Another household position that does not follow the institutionalization hypothesis is living alone for men. While for women the hypothesis holds true, men face the highest disadvantage in Denmark, Sweden, and Germany, where the proportion is highest, and the lowest in the TPS and Familialistic countries, where the proportion is lowest. Financial deprivation explains much of the disadvantaged health situation in the first group of countries, little in the latter. One explanation might be that the social composition of those living alone differs between the countries. In the TPS and Familialistic countries, those facing financial difficulties might have moved back to their parental home. In these countries more than ten percent live as an adult son in the parental home; in the other countries they might stay on their own. This explanation is supported by the fact that in the Nordic countries the disadvantage is attenuated and loses significance when financial deprivation is controlled for, while there is no to little change in the Familialistic and TPS countries. Further support comes from a study by Ahn and Sánchez-Marcos (2015), who found that in Spain the proportion living alone increased during the financial crises (2009–2013) as compared to the boom years before, and that this rise was mainly driven by the full-time employed.

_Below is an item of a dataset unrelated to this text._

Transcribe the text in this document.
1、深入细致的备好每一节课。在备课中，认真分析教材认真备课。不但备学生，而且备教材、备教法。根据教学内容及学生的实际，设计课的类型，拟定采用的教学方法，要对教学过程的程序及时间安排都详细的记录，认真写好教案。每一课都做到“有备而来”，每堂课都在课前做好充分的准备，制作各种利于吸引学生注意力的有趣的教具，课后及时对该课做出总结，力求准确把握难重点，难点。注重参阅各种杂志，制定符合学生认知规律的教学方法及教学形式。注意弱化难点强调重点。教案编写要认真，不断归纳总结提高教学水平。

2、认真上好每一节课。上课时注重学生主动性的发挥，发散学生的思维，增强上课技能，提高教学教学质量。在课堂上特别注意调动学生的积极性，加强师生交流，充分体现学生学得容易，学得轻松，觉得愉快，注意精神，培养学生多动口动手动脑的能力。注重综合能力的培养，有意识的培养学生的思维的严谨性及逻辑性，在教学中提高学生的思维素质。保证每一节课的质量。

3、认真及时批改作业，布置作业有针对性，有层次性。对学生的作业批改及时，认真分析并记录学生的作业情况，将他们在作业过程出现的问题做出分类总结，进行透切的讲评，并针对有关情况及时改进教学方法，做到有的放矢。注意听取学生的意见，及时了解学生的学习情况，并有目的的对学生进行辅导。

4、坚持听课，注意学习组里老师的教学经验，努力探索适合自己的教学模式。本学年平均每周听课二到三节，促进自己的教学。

This study is based on cross-sectional data. Future studies on the relationship between household position and health would certainly benefit from life-course data that permit the study of both prior and current household positions. For example, in many countries cohabitation is still assumed to be a transitory phase before marriage. Marriage is perceived as a higher level of commitment and cohabitation is perceived as a testing period which is subordinated to the marriage ideal (Perelli-Harris et al. 2014). There are very different trajectories between cohabitation, marriage, and childbirth in the different European countries (Kok and Leinarte 2016) and thus far there appears to be no convergence of European life courses (Billari and Wilson 2001).

In testing the institutionalization hypothesis, we used the proportion of people living in a specific type of living arrangement as a proxy for the value climate. This hinges on the assumption that family forms are predominantly an outcome of the value structure of a society; however, there are also other determinants that influence the likelihood of family forms, such as the welfare system, the economic situation, etc. A fruitful approach for future studies might thus be to use a more direct measure of the value climate, as did Soons and Kalmijn (2009) when they explored the perceived attitude towards cohabitation in relation to well-being. Another approach might be to explore historical patterns of cohabitation, as was done by Klüsener (2016), who used these as a proxy for attitudes that are shaped by traditions of the past. In his study of extramarital births in Europe, Klüsener showed that continuity is still visible, albeit fading.

Conclusion

With the Second Demographic Transition living arrangements and household forms became more diverse, yet there seems to be no convergence to a predominantly European model. Our study shows that in Europe the household is an influential factor of health; this is particularly true for women but it is also important for men. There seem to be general patterns of advantaged and disadvantaged positions which however, are strongly modifiable. The general value climate in a society and the support by the welfare state determine to what extent certain household forms are beneficial or detrimental to health. Therefore, differences in recent evolution of family patterns across Western countries seem to influence the magnitude of the association of family with health differently, drawing a heterogeneous European map. Future country studies of living arrangement and health have to take this heterogeneity into account.